Using the Star Wars social network graph available on Kaggle, I quantify gender representation in the first seven Star Wars films by calculating the percentage of interactions that are between two women, two men, and other combinations. I also calculate the degree of separation between female characters using breadth-first search.
This code is based on the Star Wars social network dataset available on Kaggle under user Ruchi Bhatia. This project uses only the graphs whose titles are of the form "episode-#-interactions-allCharacters.json," though you could substitute any other dataset and it should work. For this project, I edited the datasets for episodes 2 and 4 by removing characters that were in the script, but did not appear in the final cut. I also deleted a link between Padme and Beru in episode 2 that did not appear in the final cut of the movie.

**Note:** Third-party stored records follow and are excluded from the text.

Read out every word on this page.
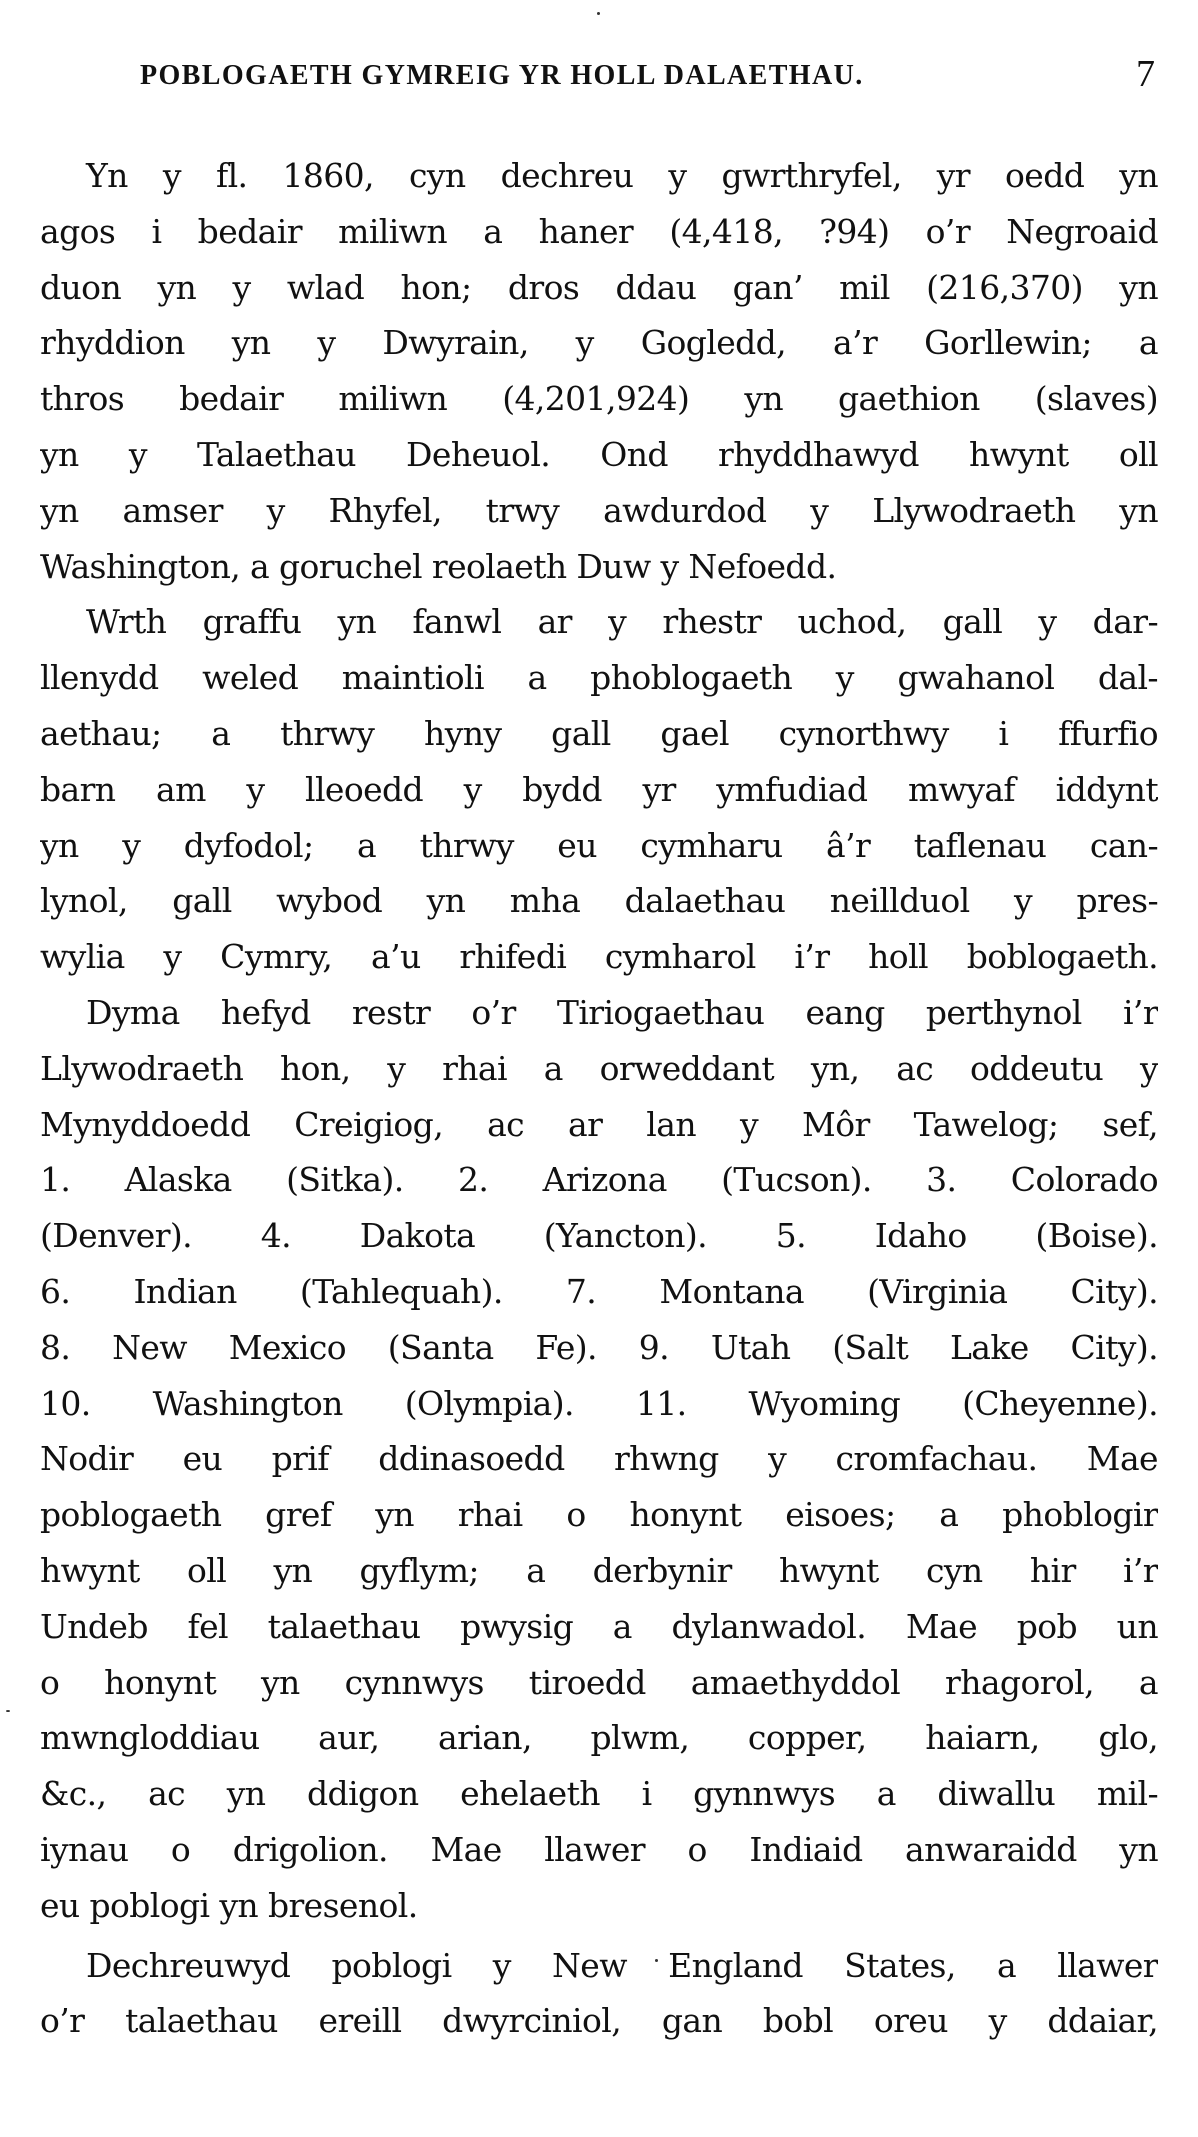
POBLOGAETH GYMREIG YR HOLL DALAETHAU.	7
Yn y fl. 1860, cyn dechreu y gwrthryfel, yr oedd yn
agos i bedair miliwn a haner (4,418, ?94) o’r Negroaid
duon yn y wlad hon; dros ddau gan’ mil (216,370) yn
rhyddion yn y Dwyrain, y Gogledd, a’r Gorllewin; a
thros bedair miliwn (4,201,924) yn gaethion (slaves)
yn y Talaethau Deheuol. Ond rhyddhawyd hwynt oll
yn amser y Rhyfel, trwy awdurdod y Llywodraeth yn
Washington, a goruchel reolaeth Duw y Nefoedd.
Wrth graffu yn fanwl ar y rhestr uchod, gall y dar-
llenydd weled maintioli a phoblogaeth y gwahanol dal-
aethau; a thrwy hyny gall gael cynorthwy i ffurfio
barn am y lleoedd y bydd yr ymfudiad mwyaf iddynt
yn y dyfodol; a thrwy eu cymharu â’r taflenau can-
lynol, gall wybod yn mha dalaethau neillduol y pres-
wylia y Cymry, a’u rhifedi cymharol i’r holl boblogaeth.
Dyma hefyd restr o’r Tiriogaethau eang perthynol i’r
Llywodraeth hon, y rhai a orweddant yn, ac oddeutu y
Mynyddoedd Creigiog, ac ar lan y Môr Tawelog; sef,
1. Alaska (Sitka). 2. Arizona (Tucson). 3. Colorado
(Denver). 4. Dakota (Yancton). 5. Idaho (Boise).
6. Indian (Tahlequah). 7. Montana (Virginia City).
8. New Mexico (Santa Fe). 9. Utah (Salt Lake City).
10. Washington (Olympia). 11. Wyoming (Cheyenne).
Nodir eu prif ddinasoedd rhwng y cromfachau. Mae
poblogaeth gref yn rhai o honynt eisoes; a phoblogir
hwynt oll yn gyflym; a derbynir hwynt cyn hir i’r
Undeb fel talaethau pwysig a dylanwadol. Mae pob un
o honynt yn cynnwys tiroedd amaethyddol rhagorol, a
mwngloddiau aur, arian, plwm, copper, haiarn, glo,
&c., ac yn ddigon ehelaeth i gynnwys a diwallu mil-
iynau o drigolion. Mae llawer o Indiaid anwaraidd yn
eu poblogi yn bresenol.
Dechreuwyd poblogi y New England States, a llawer
o’r talaethau ereill dwyrciniol, gan bobl oreu y ddaiar,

Gender data was not available for the characters in these graphs, so I created a csv file with each character's name and gender called "starwars_genders.csv." The test module makes sure the names in both datasets match to ensure I did not mispell any names.
graph.rs is a module containing the Node, Link, and Graph structs. These structs have the same fields as the original json files to make it easy to import the data. This results in some fields that are ultimately redundent - in particular, the "value" and "colour" fields in Node are never used. In addition, graph.rs contains functions for reading a json file into the Graph struct, and for reading a csv file into a HashMap. There is one method for the Graph struct, which returns an adjacency list for every character in order. This method is used in the function to calculate the degrees of separation.

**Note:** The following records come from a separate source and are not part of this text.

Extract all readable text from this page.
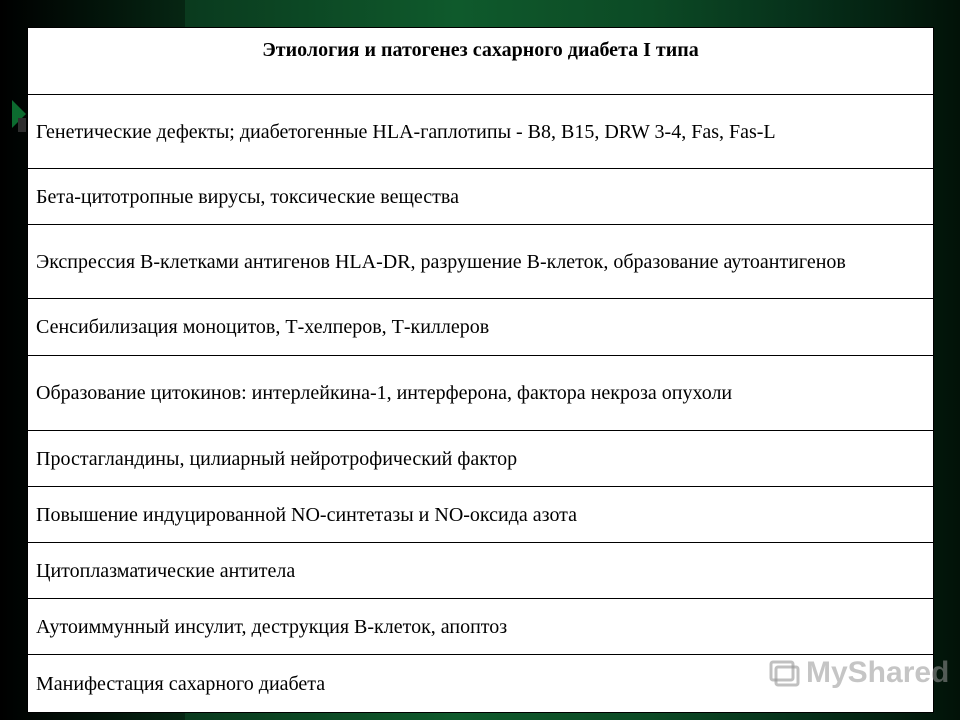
Этиология и патогенез сахарного диабета I типа

Генетические дефекты; диабетогенные HLA-гаплотипы - В8, В15, DRW 3-4, Fas, Fas-L

Бета-цитотропные вирусы, токсические вещества

Экспрессия В-клетками антигенов HLA-DR, разрушение В-клеток, образование аутоантигенов

Сенсибилизация моноцитов, Т-хелперов, Т-киллеров

Образование цитокинов: интерлейкина-1, интерферона, фактора некроза опухоли

Простагландины, цилиарный нейротрофический фактор

Повышение индуцированной NO-синтетазы и NO-оксида азота

Цитоплазматические антитела

Аутоиммунный инсулит, деструкция В-клеток, апоптоз

Манифестация сахарного диабета	MyShared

gendercounting.rs contains all of the functions which calculate statistics and degrees of separation. As of 5/26/23, all of the statistics functions have been compressed into two functions - percentwomen and interactionpercentages. percentwomen calculates the percentage of female characters out of all characters and, simultaneously, out of non-droid characters. interactionpercentages returns four values - percentage of female-female interactions out of all interactions, percentage of female-female interactions out of interactions involving women, and corresponding values for men.
makedata.rs generates a graph of 1000 random characters, with random names and random genders, who interact with a random number of other characters with no overlap. The purpose of this module is to show that my code works on larger datasets.
In addition to main{}, main.rs contains the test module, which contains two functions - namesmatch and checkcalc. namesmatch ensures that all of the names that appear in the json files are also in the gender HashMap. It also checks that a graph and hashmap produced by makedata() have matching names. checkcalc verifies that all of the statistics functions, as well as the degree separation function, return the correct output.